Geiser adds, “I see that these programs can help educate trainers so that they are better able to answer clients’ questions, but it also sends the wrong message to trainers, making them think that they are now qualified to offer more than just general, basic advice. I believe that if a trainer is considering any of the certification programs that are available, the first criteria to consider is the education of the people involved in the program. They should primarily be those who are educated in nutrition and have an RD involved because then the trainer knows that that person has more than just a few nutrition courses within their core education.”

 

Quality certifications are created to enhance the base knowledge a qualified trainer or dietitian already possesses and can absolutely enhance the credibility and skills of the trainer. They demonstrate that the trainer is seeking additional education and knowledge in all aspects of health in order to further assist their clients.

 

Remember, though, it is crucial to consult with other health care professionals, such as registered dietitians, nurses, physical therapists, etc., who possess the appropriate background and knowledge to assist with complex medical issues. Moreover, establishing relationships with these professionals will enable trainers to expand their network and provide expertise regarding exercise prescription and conditioning and may even lead to additional referrals and clients. The ultimate health of a client sometimes requires collaboration across many health care providers, and each provider should understand and work within their limits.

 

Quality Nutrition Information

There are a number of resources that are considered reliable among professionals. Geiser recommends Sports, Cardiovascular and Wellness Nutrition (www.scandpg.org), the Australian Institute of Sport (www.ausport.gov.au/ais), IDEA Health & Fitness Association (www.ideafit.com) and the American Council on Exercise, or ACE (www.acefitness.org).

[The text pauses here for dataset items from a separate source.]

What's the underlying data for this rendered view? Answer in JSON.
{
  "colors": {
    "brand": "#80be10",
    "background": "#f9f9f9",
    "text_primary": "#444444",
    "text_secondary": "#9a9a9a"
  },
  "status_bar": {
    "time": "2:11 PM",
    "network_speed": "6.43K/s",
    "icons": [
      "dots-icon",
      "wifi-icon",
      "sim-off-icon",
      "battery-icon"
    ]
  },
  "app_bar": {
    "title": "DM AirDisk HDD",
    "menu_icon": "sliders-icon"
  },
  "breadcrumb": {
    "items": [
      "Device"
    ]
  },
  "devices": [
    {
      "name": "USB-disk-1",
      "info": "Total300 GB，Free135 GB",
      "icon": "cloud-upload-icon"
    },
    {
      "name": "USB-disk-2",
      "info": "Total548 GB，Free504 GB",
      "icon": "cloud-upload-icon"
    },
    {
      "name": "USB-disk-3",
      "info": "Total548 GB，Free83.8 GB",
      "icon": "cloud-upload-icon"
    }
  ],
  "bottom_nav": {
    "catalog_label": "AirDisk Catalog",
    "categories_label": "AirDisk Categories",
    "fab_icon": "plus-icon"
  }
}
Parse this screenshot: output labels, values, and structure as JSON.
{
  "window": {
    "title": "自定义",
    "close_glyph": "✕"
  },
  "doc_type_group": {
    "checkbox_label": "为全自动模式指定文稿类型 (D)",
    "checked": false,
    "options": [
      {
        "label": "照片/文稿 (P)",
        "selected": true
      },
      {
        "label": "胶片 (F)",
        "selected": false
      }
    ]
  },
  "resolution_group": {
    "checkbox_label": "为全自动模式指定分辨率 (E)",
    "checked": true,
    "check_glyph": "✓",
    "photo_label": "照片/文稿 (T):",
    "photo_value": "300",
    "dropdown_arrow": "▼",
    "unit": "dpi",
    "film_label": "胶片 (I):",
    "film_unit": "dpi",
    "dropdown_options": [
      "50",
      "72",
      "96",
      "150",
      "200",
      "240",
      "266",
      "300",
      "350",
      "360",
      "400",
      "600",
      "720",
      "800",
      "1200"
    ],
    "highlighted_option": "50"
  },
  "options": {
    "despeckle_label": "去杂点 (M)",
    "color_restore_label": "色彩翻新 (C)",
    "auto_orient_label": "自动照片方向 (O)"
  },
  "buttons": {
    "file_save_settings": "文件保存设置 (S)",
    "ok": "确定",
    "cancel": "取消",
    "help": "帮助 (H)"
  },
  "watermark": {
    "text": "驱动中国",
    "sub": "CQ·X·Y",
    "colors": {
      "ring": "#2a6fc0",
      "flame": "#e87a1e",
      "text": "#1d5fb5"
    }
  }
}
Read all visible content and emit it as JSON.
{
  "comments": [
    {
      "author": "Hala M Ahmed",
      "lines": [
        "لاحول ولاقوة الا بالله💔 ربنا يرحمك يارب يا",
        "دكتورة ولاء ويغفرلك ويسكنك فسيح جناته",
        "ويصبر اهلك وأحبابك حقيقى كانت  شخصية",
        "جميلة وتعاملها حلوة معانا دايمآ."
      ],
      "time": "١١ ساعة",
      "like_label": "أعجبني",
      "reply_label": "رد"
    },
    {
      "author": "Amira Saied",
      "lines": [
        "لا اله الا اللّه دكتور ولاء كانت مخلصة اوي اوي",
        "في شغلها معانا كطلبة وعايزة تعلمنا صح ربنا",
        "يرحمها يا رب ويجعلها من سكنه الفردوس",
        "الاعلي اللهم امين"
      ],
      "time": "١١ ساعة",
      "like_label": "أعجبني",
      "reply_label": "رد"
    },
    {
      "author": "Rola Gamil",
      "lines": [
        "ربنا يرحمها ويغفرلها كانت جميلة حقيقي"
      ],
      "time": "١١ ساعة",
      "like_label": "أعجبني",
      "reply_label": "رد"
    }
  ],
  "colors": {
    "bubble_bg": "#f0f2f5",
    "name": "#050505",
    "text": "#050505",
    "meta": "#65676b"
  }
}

Antonio also offers a variety of suggestions, including his organization, ISSN (www.theissn.org), NSCA (www.nsca-lift.org), ACSM (www.acsm.org) and IDEA.

 

“In terms of reading, look for books on sports nutrition that are written by sports dietitians because these are the professionals who hold the highest standards and generally do not have a ‘hidden agenda’ in providing their information,” Geiser adds, suggesting books by Stella Volpe, PhD, RD, Chris Mohr, PhD, RD, Ellen Coleman, MA, RD, Susan Kleiner, PhD, RD, and Nancy Clark, MS, RD. Antonio’s “short list” includes books by himself and Jeffrey Stout, PhD, RD, Melvin Williams, PhD, and Richard Kreider, PhD.

 

Trainers are able to make informed suggestions and help lead clients in the right direction. Keep in mind, though, that unless one is a registered dietitian, you are not legally able to diagnose any medical conditions, provide medical nutrition therapy (meaning nutritionally consult with individuals who have specific disease, such as diabetes, cancer, heart disease, etc.) or prescribe any particular diets.

 

What you can and should do is align yourself with a qualified sports nutritionist who can complement your area of expertise when a specific nutritional condition may arise with a client, so you are not working outside the scope of practice but rather aiding in client success. Geiser agrees, “Regardless of what our role is, we all need to understand our scope of knowledge and always keep the client’s best interest in mind. It seems that when ego of the trainer comes into play, then they start working outside their scope of knowledge and practice, and ultimately it is the client who suffers.”